Est il possible de faire fonctionner une imprimante laser Canon LBP-810 sous 10.3.5 ?
Le site de Canon fait état d'un driver sous Mac OS X mais il faut en réalité être en réseau. Le site de gimp print étant en anglais ... langue que je ne maîtrise pas !

Merci


----------



## naas (3 Octobre 2004)

Bon mes recherches sur le site de canon US se sont révélées infructueuses :rose:
et le site de gimp ne liste pas ton imprimante ... bref ... peu d'espoir  golf ?


----------



## golf (3 Octobre 2004)

Le pilote !... 
Qu'est ce qui te fait dire 





> mais il faut en réalité être en réseau



Si c'est le cas, elle doit avoir une connectique ethernet ! 
Alors un câble ethernet droit entre le Mac et elle...
ou un minihub ethernet et la câblerie adéquat...
ou encore, si tu as un modem adsl ethernet avec au moins 2 ports, à travers lui...


----------



## Daumier (3 Octobre 2004)

Non elle ne possède pas de connectique ethernet.
Je possède un modem ethernet Speed Touche Home Pro avec deux interfaces Ethernet et ATMF-25.

Ce qui me fait dire cela c'est qu'après le téléchargement du "driver Canon" on obtient Nespot Device Installer et ça c'est quoi ? mon anglais ...
Quand un installe ce truc il me demande de définir les parametres du nouveau périf et entrée une adresse mac sous cette forme 00:00:00:00:00:00 ???

Hélas mes connaissances ne sont pas énormes et je suis largué !!! 

Merci


----------



## golf (3 Octobre 2004)

Daumier a dit:
			
		

> Non elle ne possède pas de connectique ethernet...

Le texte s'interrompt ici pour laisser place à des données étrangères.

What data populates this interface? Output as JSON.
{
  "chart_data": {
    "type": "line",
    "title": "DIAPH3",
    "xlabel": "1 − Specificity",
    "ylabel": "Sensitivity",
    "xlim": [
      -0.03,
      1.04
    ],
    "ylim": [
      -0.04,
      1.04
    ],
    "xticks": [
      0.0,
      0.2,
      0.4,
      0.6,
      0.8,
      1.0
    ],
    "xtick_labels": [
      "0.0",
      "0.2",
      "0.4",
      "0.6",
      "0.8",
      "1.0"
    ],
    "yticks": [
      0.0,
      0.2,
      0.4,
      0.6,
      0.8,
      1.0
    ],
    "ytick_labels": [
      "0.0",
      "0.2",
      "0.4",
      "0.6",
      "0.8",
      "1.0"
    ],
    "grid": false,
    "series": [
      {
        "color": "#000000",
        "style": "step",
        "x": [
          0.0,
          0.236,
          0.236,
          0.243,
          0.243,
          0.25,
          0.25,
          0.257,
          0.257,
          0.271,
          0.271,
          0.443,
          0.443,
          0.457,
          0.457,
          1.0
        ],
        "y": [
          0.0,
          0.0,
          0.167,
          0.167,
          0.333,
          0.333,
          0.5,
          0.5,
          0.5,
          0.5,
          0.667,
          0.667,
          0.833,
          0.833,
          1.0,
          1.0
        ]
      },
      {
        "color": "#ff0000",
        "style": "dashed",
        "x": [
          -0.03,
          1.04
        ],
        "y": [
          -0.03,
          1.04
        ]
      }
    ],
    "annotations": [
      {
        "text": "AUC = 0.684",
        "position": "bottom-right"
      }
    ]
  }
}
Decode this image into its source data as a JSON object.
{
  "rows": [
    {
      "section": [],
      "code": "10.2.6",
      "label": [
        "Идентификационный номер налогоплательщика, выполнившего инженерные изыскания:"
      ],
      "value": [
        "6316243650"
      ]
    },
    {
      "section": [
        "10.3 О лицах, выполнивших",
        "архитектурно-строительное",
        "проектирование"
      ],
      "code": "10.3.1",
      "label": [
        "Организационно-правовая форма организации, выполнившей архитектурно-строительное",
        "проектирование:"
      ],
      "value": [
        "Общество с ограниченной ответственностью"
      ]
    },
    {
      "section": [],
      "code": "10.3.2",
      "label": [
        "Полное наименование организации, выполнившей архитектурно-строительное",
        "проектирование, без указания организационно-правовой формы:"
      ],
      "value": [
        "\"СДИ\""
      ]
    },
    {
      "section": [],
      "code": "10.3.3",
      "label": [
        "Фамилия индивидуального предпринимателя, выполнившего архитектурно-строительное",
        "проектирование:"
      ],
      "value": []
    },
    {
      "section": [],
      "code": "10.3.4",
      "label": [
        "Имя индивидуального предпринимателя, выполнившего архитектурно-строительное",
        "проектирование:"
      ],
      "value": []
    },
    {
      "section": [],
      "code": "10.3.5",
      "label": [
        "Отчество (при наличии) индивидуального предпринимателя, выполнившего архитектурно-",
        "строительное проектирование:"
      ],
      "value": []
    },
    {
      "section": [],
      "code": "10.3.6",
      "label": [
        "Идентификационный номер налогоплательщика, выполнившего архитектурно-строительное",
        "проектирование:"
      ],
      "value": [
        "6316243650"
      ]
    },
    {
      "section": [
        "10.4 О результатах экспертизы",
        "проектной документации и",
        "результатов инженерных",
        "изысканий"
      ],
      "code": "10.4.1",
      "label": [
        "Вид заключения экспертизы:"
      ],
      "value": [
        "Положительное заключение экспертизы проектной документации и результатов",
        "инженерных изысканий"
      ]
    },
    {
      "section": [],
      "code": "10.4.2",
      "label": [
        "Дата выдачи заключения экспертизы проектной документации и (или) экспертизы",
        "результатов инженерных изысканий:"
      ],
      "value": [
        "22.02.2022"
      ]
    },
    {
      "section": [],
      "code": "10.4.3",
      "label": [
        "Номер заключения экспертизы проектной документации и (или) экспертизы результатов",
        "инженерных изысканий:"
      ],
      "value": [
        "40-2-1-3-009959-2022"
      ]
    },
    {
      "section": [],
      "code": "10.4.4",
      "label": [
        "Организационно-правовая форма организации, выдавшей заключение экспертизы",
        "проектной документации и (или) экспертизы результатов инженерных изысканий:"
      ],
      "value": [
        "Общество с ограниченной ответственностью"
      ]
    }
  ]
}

Qu'a-t-elle comme connectique !?!
Pas simple, il manque des éléments là !
Le mieux serait peut être de contacter le Support technique...


----------



## albin (4 Octobre 2004)

Je ne trouve pas de driver sur le site de canon pour une BJC 6100 surle site de canon et je n'ia rien trouvé sur les forums il n'y aurait il pas uns solution pour le faire ou un driver universel.
merci
a+


----------



## ficelle (4 Octobre 2004)

normalement, enfin suivant la façon dont tu as installé panther, tu dois pouvoir accéder à gimp-print.
pour cela, dans le gestionnaire d'impression, tu cliques sur "ajouter" en pressant alt.
puis dans le menu déroulant, tu choisis la rubrique "avancé".
ci celle ci, n'apparaît pas, tu peux telecharger la dernière beta de gimp-print en version 5.
il contient des driver pour la quasi-totalité des imprimantes sortie depuis 10 ans.


----------



## albin (4 Octobre 2004)

merci pour tas réponse je fais l'instal demain.
a+


----------



## Pitchoune (5 Octobre 2004)

Bonjour à tous,

Voilà mon problème: je voulais installer le driver de l'imprimante Canon S500 sur un second ordinateur (OS X)... Mais impossible de trouver le bon driver pour OS X. Celui dispo sur le site de Canon nécessite le lancement de OS 9. Je me souviens avoir déjà fait face à ce problème il y a quelques mois, mais je ne me souviens plus de la solution   :rose: 

Quelqu'un peut m'aider?  

Merci! 




C'est bon! Inutile de chercher plus loin! J'ai trouvé le bon driver sur le site canon.de. Y sont vraiment à ch*** sur canon.ch et canon.fr. 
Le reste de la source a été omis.